Thu Jan 27 2011 20:04:22 GMT-0700 (MST): resuming generator (120 seconds with no response)
Thu Jan 27 2011 20:02:22 GMT-0700 (MST): resuming generator (120 seconds with no response)
Thu Jan 27 2011 20:00:22 GMT-0700 (MST): resuming generator (120 seconds with no response)
Thu Jan 27 2011 19:58:22 GMT-0700 (MST): resuming generator (121 seconds with no response)
Thu Jan 27 2011 19:56:21 GMT-0700 (MST): resuming generator (121 seconds with no response)
Thu Jan 27 2011 19:54:20 GMT-0700 (MST): resuming generator (121 seconds with no response)
Thu Jan 27 2011 19:52:20 GMT-0700 (MST): resuming generator (121 seconds with no response)
Thu Jan 27 2011 19:50:19 GMT-0700 (MST): resuming generator (120 seconds with no response)
Thu Jan 27 2011 19:48:18 GMT-0700 (MST): resuming generator (120 seconds with no response)
Thu Jan 27 2011 19:46:18 GMT-0700 (MST): resuming generator (121 seconds with no response)
Thu Jan 27 2011 19:44:17 GMT-0700 (MST): resuming generator (121 seconds with no response)
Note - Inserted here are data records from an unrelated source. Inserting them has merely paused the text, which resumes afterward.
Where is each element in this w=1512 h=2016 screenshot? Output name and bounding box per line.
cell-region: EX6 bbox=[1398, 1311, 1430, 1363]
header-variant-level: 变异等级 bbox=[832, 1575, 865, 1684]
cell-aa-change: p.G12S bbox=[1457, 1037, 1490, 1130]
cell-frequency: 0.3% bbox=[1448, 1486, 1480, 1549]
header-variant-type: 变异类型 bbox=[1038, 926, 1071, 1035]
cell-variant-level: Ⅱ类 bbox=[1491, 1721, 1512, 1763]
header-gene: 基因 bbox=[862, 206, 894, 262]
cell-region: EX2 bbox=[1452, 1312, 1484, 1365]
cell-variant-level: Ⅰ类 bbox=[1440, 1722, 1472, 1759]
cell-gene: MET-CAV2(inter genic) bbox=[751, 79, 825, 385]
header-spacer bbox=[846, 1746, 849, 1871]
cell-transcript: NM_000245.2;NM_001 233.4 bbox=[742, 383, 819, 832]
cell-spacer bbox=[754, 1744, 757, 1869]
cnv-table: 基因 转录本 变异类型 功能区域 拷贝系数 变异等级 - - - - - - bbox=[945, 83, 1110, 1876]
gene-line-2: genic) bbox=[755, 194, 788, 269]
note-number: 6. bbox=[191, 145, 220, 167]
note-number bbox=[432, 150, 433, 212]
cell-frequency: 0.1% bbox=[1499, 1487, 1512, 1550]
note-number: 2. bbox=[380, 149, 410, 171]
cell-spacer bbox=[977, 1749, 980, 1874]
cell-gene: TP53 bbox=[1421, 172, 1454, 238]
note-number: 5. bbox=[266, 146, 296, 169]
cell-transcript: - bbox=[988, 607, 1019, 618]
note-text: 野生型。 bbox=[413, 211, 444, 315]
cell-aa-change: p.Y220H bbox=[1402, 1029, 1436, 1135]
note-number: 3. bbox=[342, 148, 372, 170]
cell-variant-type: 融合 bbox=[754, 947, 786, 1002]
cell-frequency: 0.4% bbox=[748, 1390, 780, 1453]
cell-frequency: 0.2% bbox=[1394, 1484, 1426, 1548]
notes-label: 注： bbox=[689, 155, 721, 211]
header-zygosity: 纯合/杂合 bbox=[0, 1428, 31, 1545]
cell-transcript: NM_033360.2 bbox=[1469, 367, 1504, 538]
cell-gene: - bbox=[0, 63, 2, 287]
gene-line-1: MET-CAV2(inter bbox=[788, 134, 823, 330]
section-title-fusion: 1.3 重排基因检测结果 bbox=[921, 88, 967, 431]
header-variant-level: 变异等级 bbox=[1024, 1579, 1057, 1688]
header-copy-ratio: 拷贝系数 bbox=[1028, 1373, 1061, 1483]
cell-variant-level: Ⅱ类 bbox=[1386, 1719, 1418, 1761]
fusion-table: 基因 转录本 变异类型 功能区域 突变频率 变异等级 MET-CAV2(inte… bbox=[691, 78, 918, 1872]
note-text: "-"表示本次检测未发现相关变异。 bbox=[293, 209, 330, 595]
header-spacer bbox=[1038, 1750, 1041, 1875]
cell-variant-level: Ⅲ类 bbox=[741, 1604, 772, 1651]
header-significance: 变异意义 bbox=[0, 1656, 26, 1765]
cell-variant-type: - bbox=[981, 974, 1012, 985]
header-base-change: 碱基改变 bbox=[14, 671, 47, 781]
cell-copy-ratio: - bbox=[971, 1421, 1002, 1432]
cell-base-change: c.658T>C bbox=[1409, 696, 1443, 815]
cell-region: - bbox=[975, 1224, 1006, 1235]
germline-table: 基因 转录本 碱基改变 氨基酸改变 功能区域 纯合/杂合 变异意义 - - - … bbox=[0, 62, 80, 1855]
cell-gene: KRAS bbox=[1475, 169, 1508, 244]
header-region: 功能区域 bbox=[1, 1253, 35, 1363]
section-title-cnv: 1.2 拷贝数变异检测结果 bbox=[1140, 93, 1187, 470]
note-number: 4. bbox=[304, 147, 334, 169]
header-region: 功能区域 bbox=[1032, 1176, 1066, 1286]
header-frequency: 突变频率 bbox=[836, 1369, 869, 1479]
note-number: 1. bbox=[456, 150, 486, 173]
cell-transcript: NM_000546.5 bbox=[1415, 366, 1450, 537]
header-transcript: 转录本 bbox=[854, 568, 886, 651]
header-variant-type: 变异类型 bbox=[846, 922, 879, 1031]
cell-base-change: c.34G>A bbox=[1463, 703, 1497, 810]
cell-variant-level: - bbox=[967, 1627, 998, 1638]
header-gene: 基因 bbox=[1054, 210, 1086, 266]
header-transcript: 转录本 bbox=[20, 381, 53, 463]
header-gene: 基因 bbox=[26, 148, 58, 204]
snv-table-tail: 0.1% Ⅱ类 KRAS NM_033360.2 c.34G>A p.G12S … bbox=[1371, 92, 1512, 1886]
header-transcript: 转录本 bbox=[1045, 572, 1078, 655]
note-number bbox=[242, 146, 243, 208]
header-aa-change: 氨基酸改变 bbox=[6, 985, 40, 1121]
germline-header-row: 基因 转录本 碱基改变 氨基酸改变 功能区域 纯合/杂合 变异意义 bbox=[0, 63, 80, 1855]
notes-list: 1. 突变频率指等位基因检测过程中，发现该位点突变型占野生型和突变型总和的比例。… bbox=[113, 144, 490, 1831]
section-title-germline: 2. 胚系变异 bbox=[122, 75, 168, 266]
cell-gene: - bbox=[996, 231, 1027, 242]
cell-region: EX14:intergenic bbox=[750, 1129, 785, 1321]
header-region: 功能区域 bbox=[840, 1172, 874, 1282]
I'm also going to play with the site structure a bit to see if I'm not leading the script down a successful path.  The biggest problem I am having is I cannot tell what the script is doing, when , for how long, the stop button doesn't exist, and I can't turn an incomplete project (that runs all night) into a usable XML file.

OK, I hope that helps.  I'm going to try a few more things from my end.  I'm just not able to see what's going on from a UX standpoint.

Thanks,
Tony
Re: choking, I think
« Reply #12 on: January 28, 2011, 10:45:04 AM »
Hello,

it looks like your server configuration doesn't allow to run the script long enough to create full sitemap. Please try to increase memory_limit and max_execution_time settings in php configuration at your host (php.ini file) or contact hosting support regarding this.
Re: choking, I think
« Reply #13 on: January 28, 2011, 07:15:52 PM »
Thanks for the suggestions.  I can adjust both of those settings, but have absolutely no idea what they would need to be changed to. 

My current settings are max_execution_time 9000 and memory_limit 512M.

Re: choking, I think
« Reply #14 on: January 28, 2011, 11:09:50 PM »
That would be ok in most cases, make sure that it's defined in PHP configuration (not generator configuration).